Tuesday 27 October 2015. There’s nothing like jumping in at the deep end and today’s walk up England’s highest mountain was quite a challenge. Jacqui had never been to the top of Scafell Pike (3,210ft) and with rain forecast for the next couple of days, today was the day to get it done. We arrived at the road-side parking spaces near Seathwaite Farm at about 9:15 to find that is was already fairly full and we had to park a little further down the road. By the time we got our boots on and kitted up it was just before 9:30.
Route finding for the first part of this walk to Styhead Tarn is easy. Just head through the farmyard and on to Stockley Bridge before turning right up to the tarn. This section was a steady uphill climb and took us about an hour and a quarter; just right for our first rest/coffee stop overlooking the tarn. It is half-term week and there were lots of family groups up until this point but most of them seemed to be doing a shorter route via Sprinkling Tarn rather than heading on up to Scafell Pike. Anyone who has walked in the Lake District will know that there are no signposts out on the fells so route finding is down to you.
Our path up onto the Pike turned left at the landmark of a Mountain Rescue shelter box which, in good visibility, was easy to spot, and then turned right to join the Corridor Route. This right turn wasn’t as easy to spot, we were taking a short cut, and Anquet came into its own at this point. The Corridor Route up to the top of Piers Gill was perhaps the most enjoyable part of the walk as it weaved it way through the hills high above Wasdale. The interest factor increased as we came to the infamous “bad step.” This is a part of the path where there is a drop of about 12-15ft down a sheer cliff wall with only very small footholds to help ease your way down. Both Jacqui and I had to use our bottoms as well as hands & feet to safely slither down to the bottom. One of my pictures shows walkers making their way down the “bad step” preceded by a couple with their dog which seemed to have less trouble than its human companions.
Turning around the top of Pier Gill, we then encountered a boulder field for the last mile or so up to this summit. It was at this point that we encountered what can only be described as “crowds” of holiday walkers making their way either up or down to the trig point at the top. I knew that Scafell Pike is popular but not quite as attractive as it seemed today. There had been a strong breeze blowing for most of the ascent but this took on near gale-force proportions as we posed for pictures at the trig point and was so strong that the gusts almost blew us off our feet. We found a relatively sheltered spot for a quick lunch stop before making the long descent back to the car. It had taken us nearly 4 hours to get to the top and would take us almost a long to get to the bottom.

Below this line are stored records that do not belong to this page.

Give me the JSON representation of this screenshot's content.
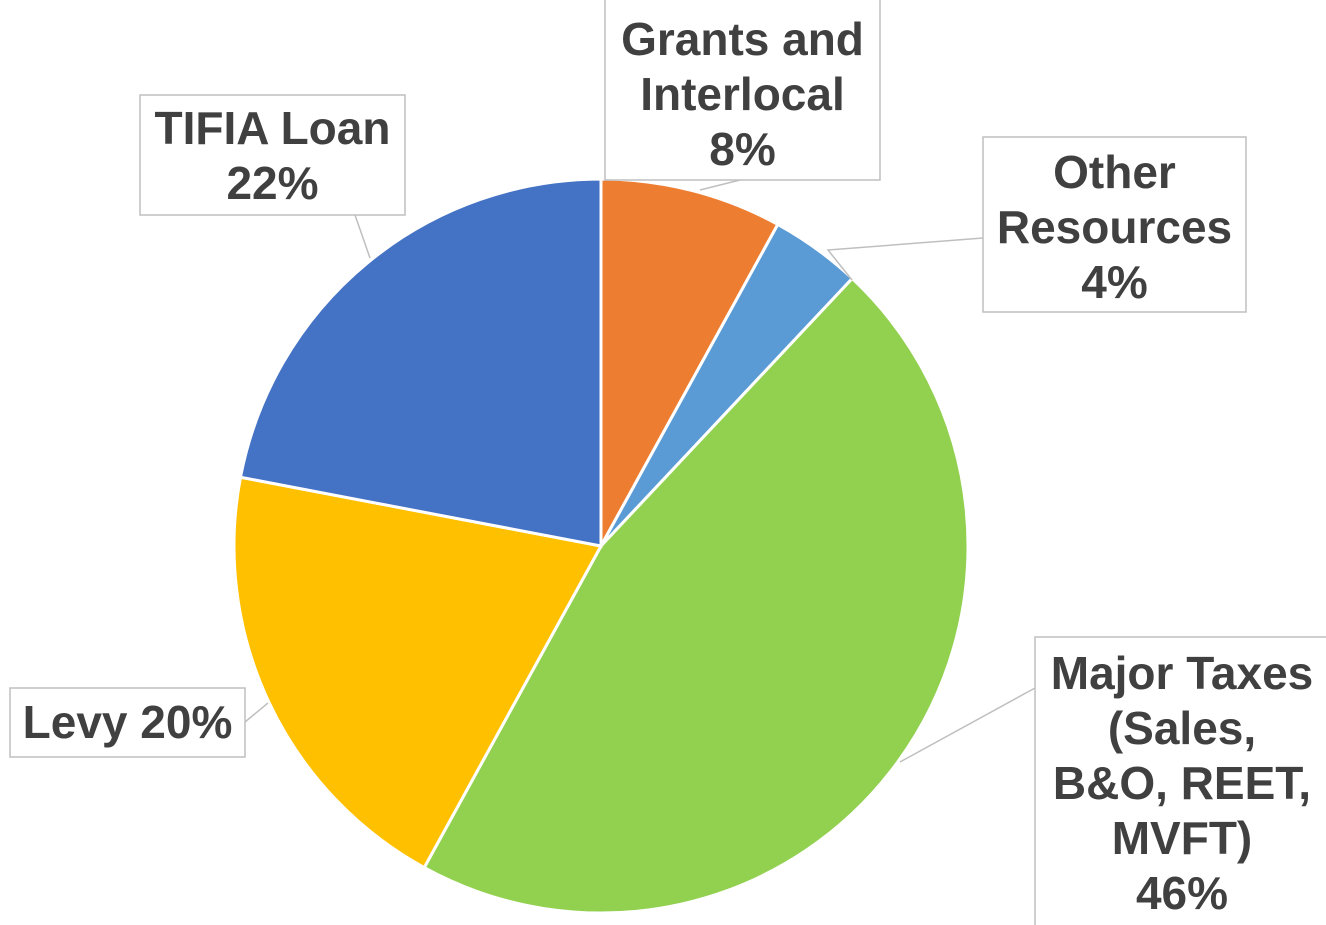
{
  "chart_data": {
    "type": "pie",
    "categories": [
      "Grants and Interlocal",
      "Other Resources",
      "Major Taxes (Sales, B&O, REET, MVFT)",
      "Levy",
      "TIFIA Loan"
    ],
    "values": [
      8,
      4,
      46,
      20,
      22
    ],
    "value_labels": [
      "8%",
      "4%",
      "46%",
      "20%",
      "22%"
    ],
    "colors": [
      "#ed7d31",
      "#5b9bd5",
      "#92d050",
      "#ffc000",
      "#4472c4"
    ]
  }
}
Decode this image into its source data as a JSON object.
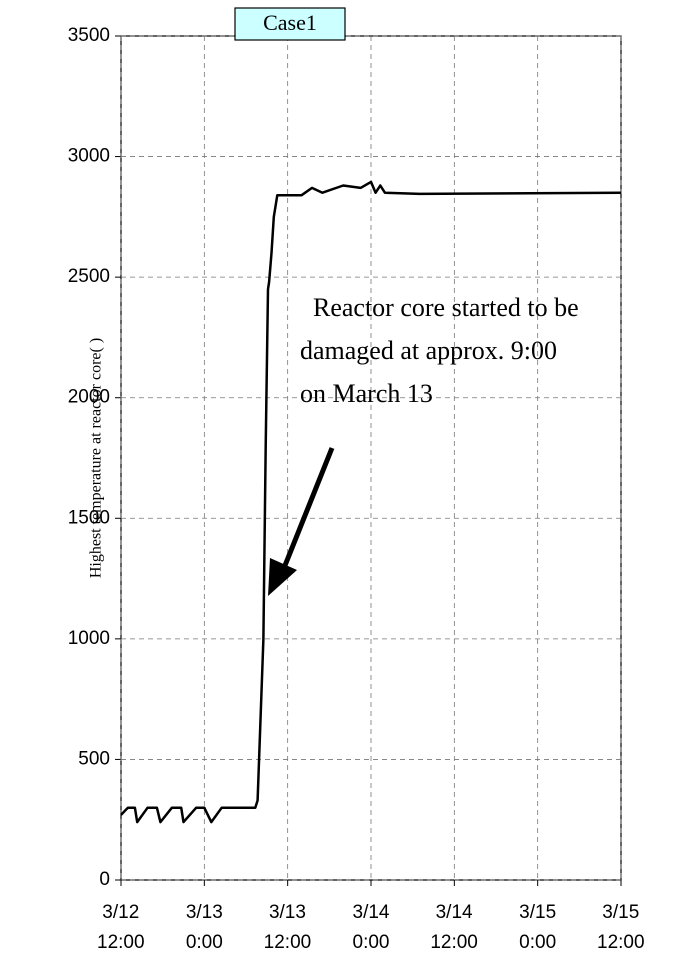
{
  "chart_data": {
    "type": "line",
    "title": "Case1",
    "ylabel": "Highest temperature at reactor core(  )",
    "annotation": [
      "Reactor core started to be",
      "damaged at approx. 9:00",
      "on March 13"
    ],
    "x": [
      "3/12 12:00",
      "3/12 13:00",
      "3/12 14:00",
      "3/12 14:20",
      "3/12 15:50",
      "3/12 17:10",
      "3/12 17:40",
      "3/12 19:20",
      "3/12 20:40",
      "3/12 21:00",
      "3/12 22:50",
      "3/13 00:00",
      "3/13 01:00",
      "3/13 02:30",
      "3/13 04:00",
      "3/13 07:20",
      "3/13 07:40",
      "3/13 08:30",
      "3/13 08:50",
      "3/13 09:10",
      "3/13 09:20",
      "3/13 09:40",
      "3/13 10:00",
      "3/13 10:30",
      "3/13 14:00",
      "3/13 15:30",
      "3/13 17:00",
      "3/13 20:00",
      "3/13 22:30",
      "3/14 00:00",
      "3/14 00:40",
      "3/14 01:20",
      "3/14 02:00",
      "3/14 07:00",
      "3/15 12:00"
    ],
    "values": [
      270,
      300,
      300,
      240,
      300,
      300,
      240,
      300,
      300,
      240,
      300,
      300,
      240,
      300,
      300,
      300,
      330,
      1000,
      1800,
      2450,
      2480,
      2600,
      2750,
      2840,
      2840,
      2870,
      2850,
      2880,
      2870,
      2895,
      2850,
      2880,
      2850,
      2845,
      2850
    ],
    "color": "#000000",
    "xlim": [
      "3/12 12:00",
      "3/15 12:00"
    ],
    "xticks": [
      "3/12 12:00",
      "3/13 0:00",
      "3/13 12:00",
      "3/14 0:00",
      "3/14 12:00",
      "3/15 0:00",
      "3/15 12:00"
    ],
    "ylim": [
      0,
      3500
    ],
    "yticks": [
      0,
      500,
      1000,
      1500,
      2000,
      2500,
      3000,
      3500
    ],
    "grid": true
  }
}
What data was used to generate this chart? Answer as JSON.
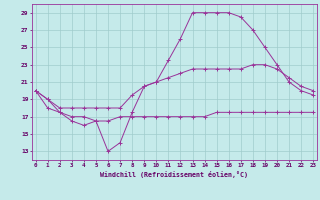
{
  "xlabel": "Windchill (Refroidissement éolien,°C)",
  "bg_color": "#c5eaea",
  "line_color": "#993399",
  "grid_color": "#a0cccc",
  "yticks": [
    13,
    15,
    17,
    19,
    21,
    23,
    25,
    27,
    29
  ],
  "xticks": [
    0,
    1,
    2,
    3,
    4,
    5,
    6,
    7,
    8,
    9,
    10,
    11,
    12,
    13,
    14,
    15,
    16,
    17,
    18,
    19,
    20,
    21,
    22,
    23
  ],
  "curve1_x": [
    0,
    1,
    2,
    3,
    4,
    5,
    6,
    7,
    8,
    9,
    10,
    11,
    12,
    13,
    14,
    15,
    16,
    17,
    18,
    19,
    20,
    21,
    22,
    23
  ],
  "curve1_y": [
    20.0,
    19.0,
    17.5,
    16.5,
    16.0,
    16.5,
    13.0,
    14.0,
    17.5,
    20.5,
    21.0,
    23.5,
    26.0,
    29.0,
    29.0,
    29.0,
    29.0,
    28.5,
    27.0,
    25.0,
    23.0,
    21.0,
    20.0,
    19.5
  ],
  "curve2_x": [
    0,
    1,
    2,
    3,
    4,
    5,
    6,
    7,
    8,
    9,
    10,
    11,
    12,
    13,
    14,
    15,
    16,
    17,
    18,
    19,
    20,
    21,
    22,
    23
  ],
  "curve2_y": [
    20.0,
    19.0,
    18.0,
    18.0,
    18.0,
    18.0,
    18.0,
    18.0,
    19.5,
    20.5,
    21.0,
    21.5,
    22.0,
    22.5,
    22.5,
    22.5,
    22.5,
    22.5,
    23.0,
    23.0,
    22.5,
    21.5,
    20.5,
    20.0
  ],
  "curve3_x": [
    0,
    1,
    2,
    3,
    4,
    5,
    6,
    7,
    8,
    9,
    10,
    11,
    12,
    13,
    14,
    15,
    16,
    17,
    18,
    19,
    20,
    21,
    22,
    23
  ],
  "curve3_y": [
    20.0,
    18.0,
    17.5,
    17.0,
    17.0,
    16.5,
    16.5,
    17.0,
    17.0,
    17.0,
    17.0,
    17.0,
    17.0,
    17.0,
    17.0,
    17.5,
    17.5,
    17.5,
    17.5,
    17.5,
    17.5,
    17.5,
    17.5,
    17.5
  ]
}
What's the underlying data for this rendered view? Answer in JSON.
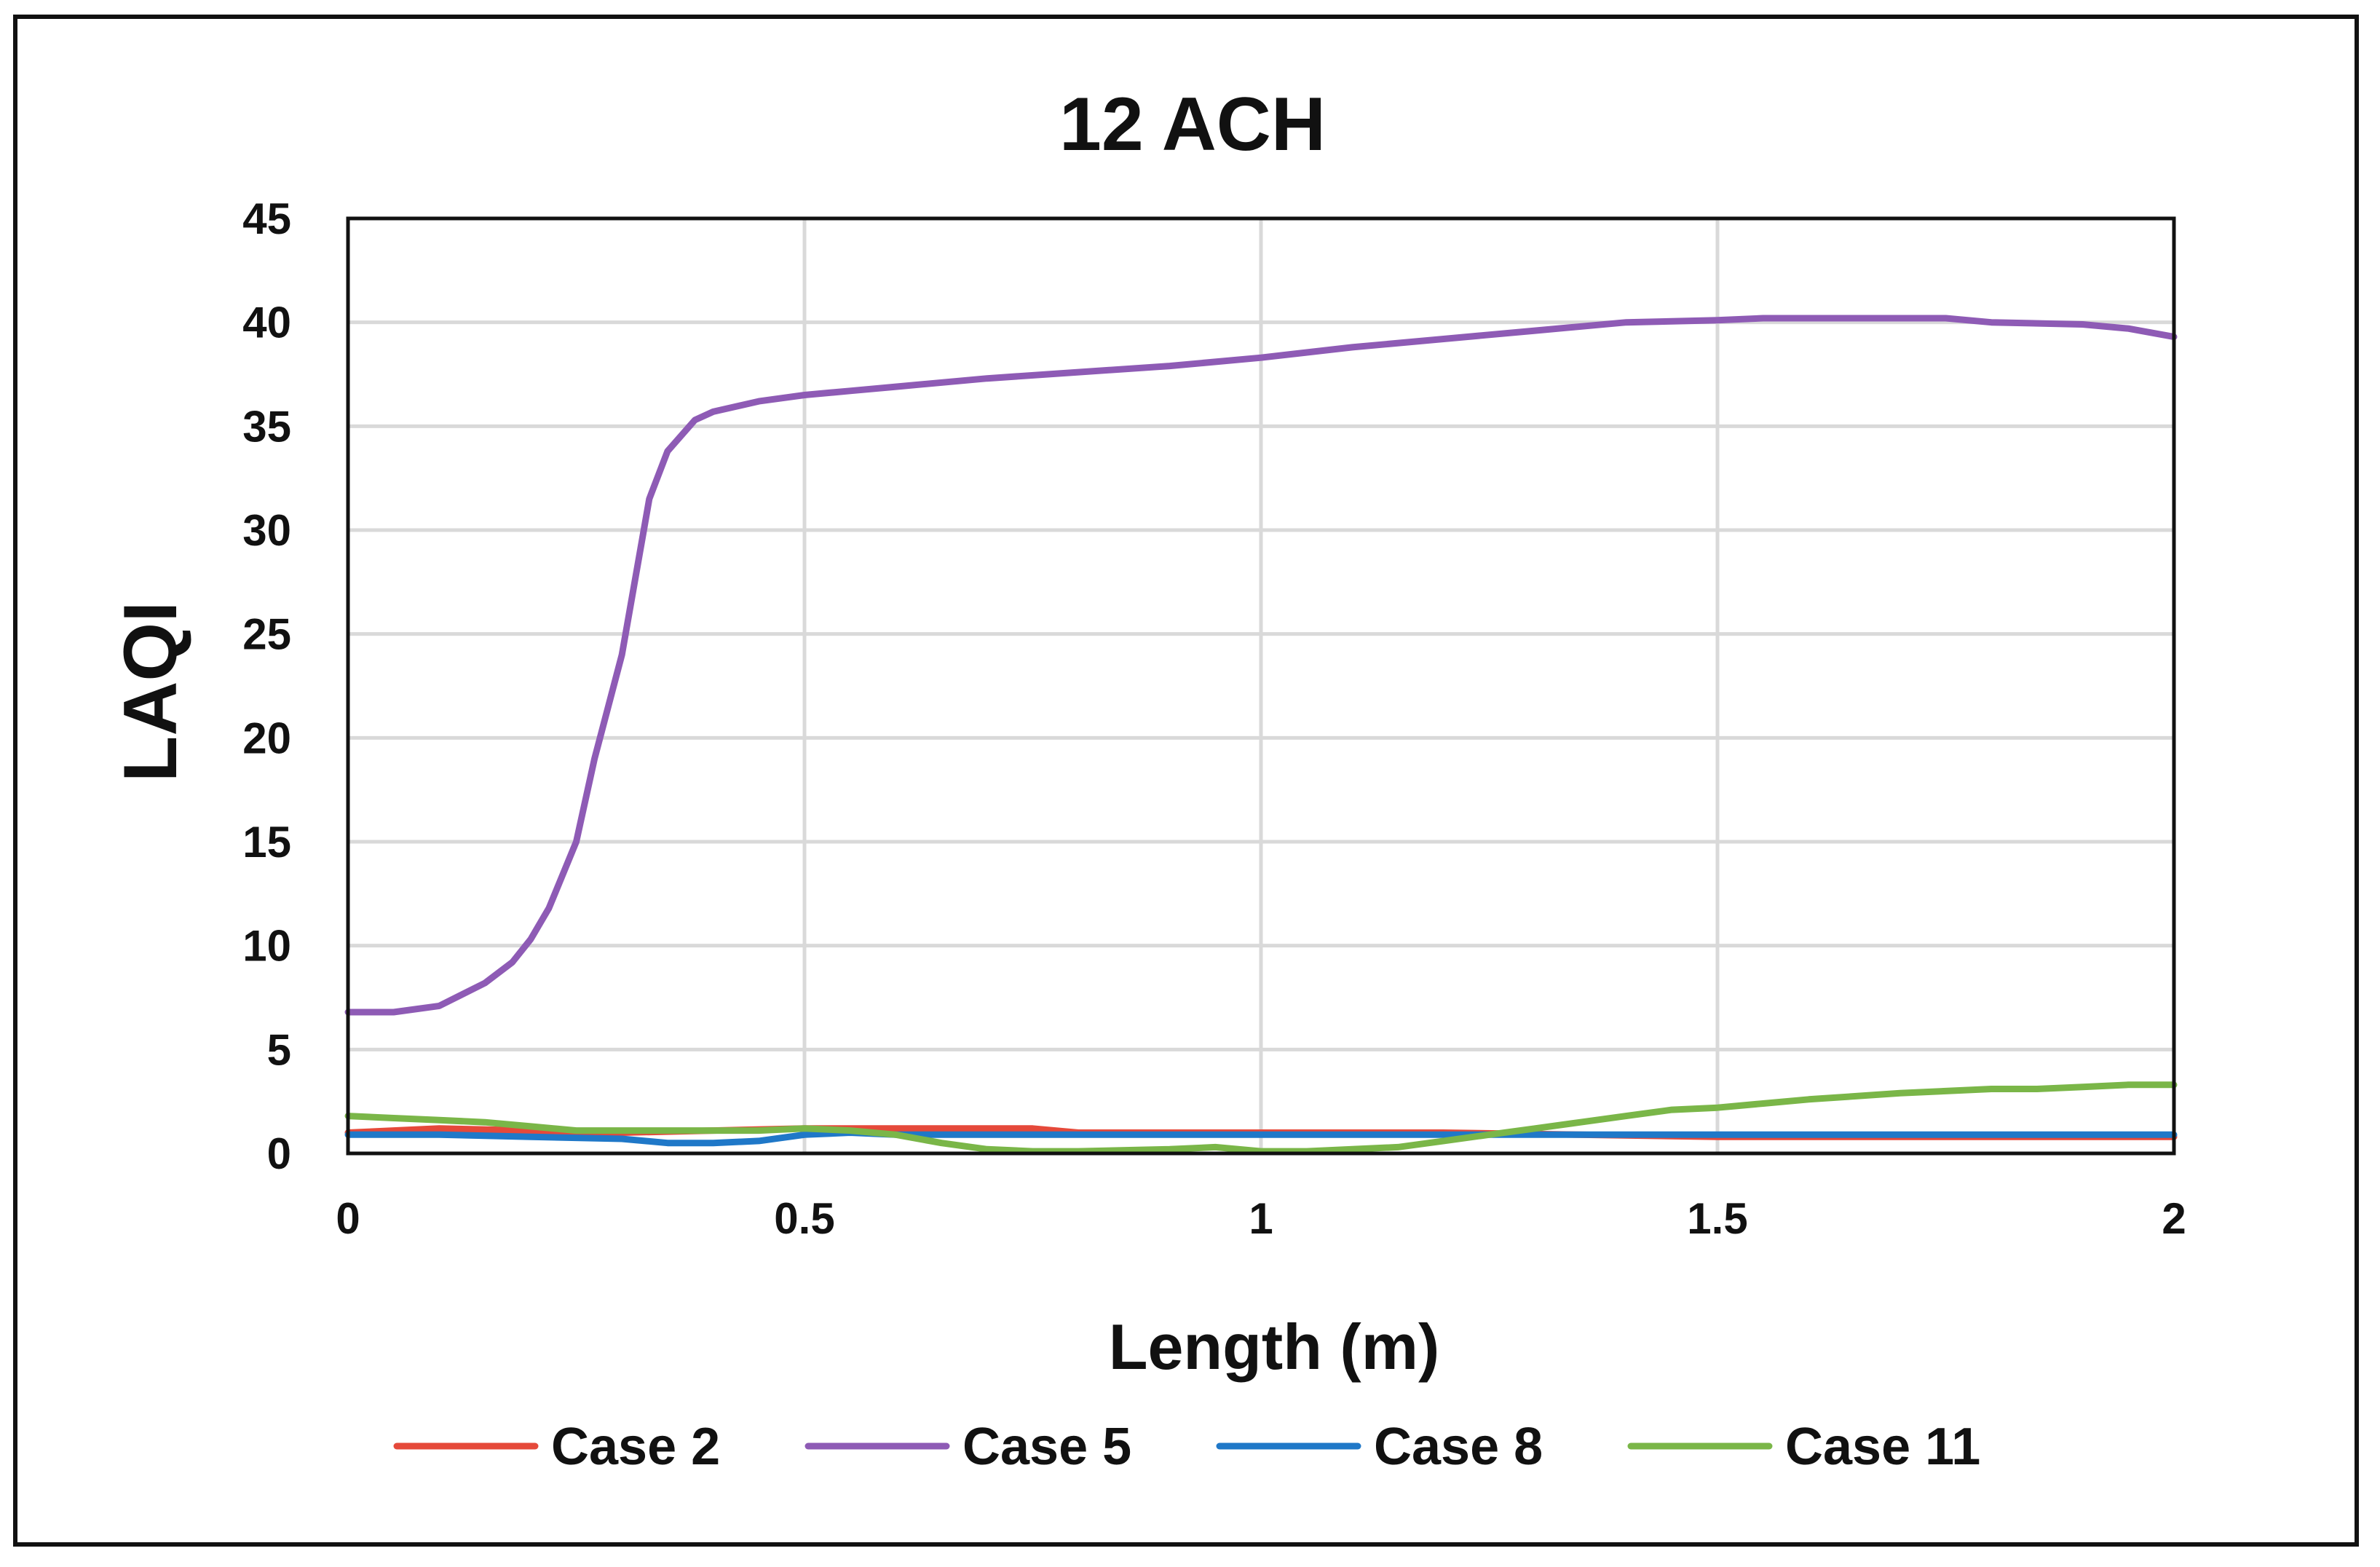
{
  "chart_data": {
    "type": "line",
    "title": "12 ACH",
    "xlabel": "Length (m)",
    "ylabel": "LAQI",
    "xlim": [
      0,
      2
    ],
    "ylim": [
      0,
      45
    ],
    "x_ticks": [
      "0",
      "0.5",
      "1",
      "1.5",
      "2"
    ],
    "y_ticks": [
      "0",
      "5",
      "10",
      "15",
      "20",
      "25",
      "30",
      "35",
      "40",
      "45"
    ],
    "grid": true,
    "legend_position": "bottom",
    "series": [
      {
        "name": "Case 2",
        "color": "#E5493A",
        "x": [
          0,
          0.1,
          0.2,
          0.3,
          0.4,
          0.5,
          0.6,
          0.7,
          0.75,
          0.8,
          1.0,
          1.2,
          1.5,
          1.7,
          2.0
        ],
        "y": [
          1.0,
          1.2,
          1.1,
          1.0,
          1.1,
          1.2,
          1.2,
          1.2,
          1.2,
          1.0,
          1.0,
          1.0,
          0.8,
          0.8,
          0.8
        ]
      },
      {
        "name": "Case 5",
        "color": "#8E5BB5",
        "x": [
          0,
          0.05,
          0.1,
          0.15,
          0.18,
          0.2,
          0.22,
          0.25,
          0.27,
          0.3,
          0.33,
          0.35,
          0.38,
          0.4,
          0.45,
          0.5,
          0.55,
          0.6,
          0.7,
          0.8,
          0.9,
          1.0,
          1.1,
          1.2,
          1.3,
          1.4,
          1.5,
          1.55,
          1.6,
          1.7,
          1.75,
          1.8,
          1.9,
          1.95,
          2.0
        ],
        "y": [
          6.8,
          6.8,
          7.1,
          8.2,
          9.2,
          10.3,
          11.8,
          15.0,
          19.0,
          24.0,
          31.5,
          33.8,
          35.3,
          35.7,
          36.2,
          36.5,
          36.7,
          36.9,
          37.3,
          37.6,
          37.9,
          38.3,
          38.8,
          39.2,
          39.6,
          40.0,
          40.1,
          40.2,
          40.2,
          40.2,
          40.2,
          40.0,
          39.9,
          39.7,
          39.3
        ]
      },
      {
        "name": "Case 8",
        "color": "#1F78C8",
        "x": [
          0,
          0.1,
          0.2,
          0.3,
          0.35,
          0.4,
          0.45,
          0.5,
          0.55,
          0.6,
          0.8,
          1.0,
          1.2,
          1.5,
          1.7,
          2.0
        ],
        "y": [
          0.9,
          0.9,
          0.8,
          0.7,
          0.5,
          0.5,
          0.6,
          0.9,
          1.0,
          0.9,
          0.9,
          0.9,
          0.9,
          0.9,
          0.9,
          0.9
        ]
      },
      {
        "name": "Case 11",
        "color": "#7AB648",
        "x": [
          0,
          0.05,
          0.1,
          0.15,
          0.2,
          0.25,
          0.3,
          0.35,
          0.4,
          0.45,
          0.5,
          0.55,
          0.6,
          0.65,
          0.7,
          0.75,
          0.8,
          0.9,
          0.95,
          1.0,
          1.05,
          1.1,
          1.15,
          1.2,
          1.25,
          1.3,
          1.35,
          1.4,
          1.45,
          1.5,
          1.55,
          1.6,
          1.7,
          1.75,
          1.8,
          1.85,
          1.9,
          1.95,
          2.0
        ],
        "y": [
          1.8,
          1.7,
          1.6,
          1.5,
          1.3,
          1.1,
          1.1,
          1.1,
          1.1,
          1.1,
          1.2,
          1.1,
          0.9,
          0.5,
          0.2,
          0.1,
          0.1,
          0.2,
          0.3,
          0.1,
          0.1,
          0.2,
          0.3,
          0.6,
          0.9,
          1.2,
          1.5,
          1.8,
          2.1,
          2.2,
          2.4,
          2.6,
          2.9,
          3.0,
          3.1,
          3.1,
          3.2,
          3.3,
          3.3
        ]
      }
    ]
  }
}
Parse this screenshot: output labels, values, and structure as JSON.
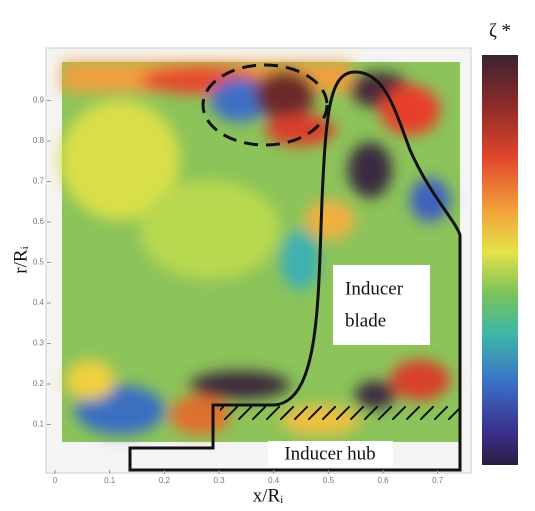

The descent route took us down to the col below Broad Crag before climbing again on the path leading towards Esk Hause. I say path, but it wasn’t a path as understood by the Fenland Ramblers as it crossed even more large boulder fields and then along pitched tracks with stone steps or just rocky/stony ground. This was to become a feature of our return route. At the top of Ruddy Gill we still had a couple of miles to go and I estimated that it might take us about an hour and a half to complete. I had under-estimated by about 20 minutes as the never ending and somewhat tedious path made for slow going meaning that we got back to the car just before 5pm in rapidly fading light. The 9½ mile route with a total ascent of 3,900ft had taken nearly 7½ hours to complete. Whilst it is an iconic route, there are many more enjoyable Lakeland walks and, as I’ve now been to the top of Scafell Pike on at least 5 occasions, I won’t be rushing back to do it again any time soon.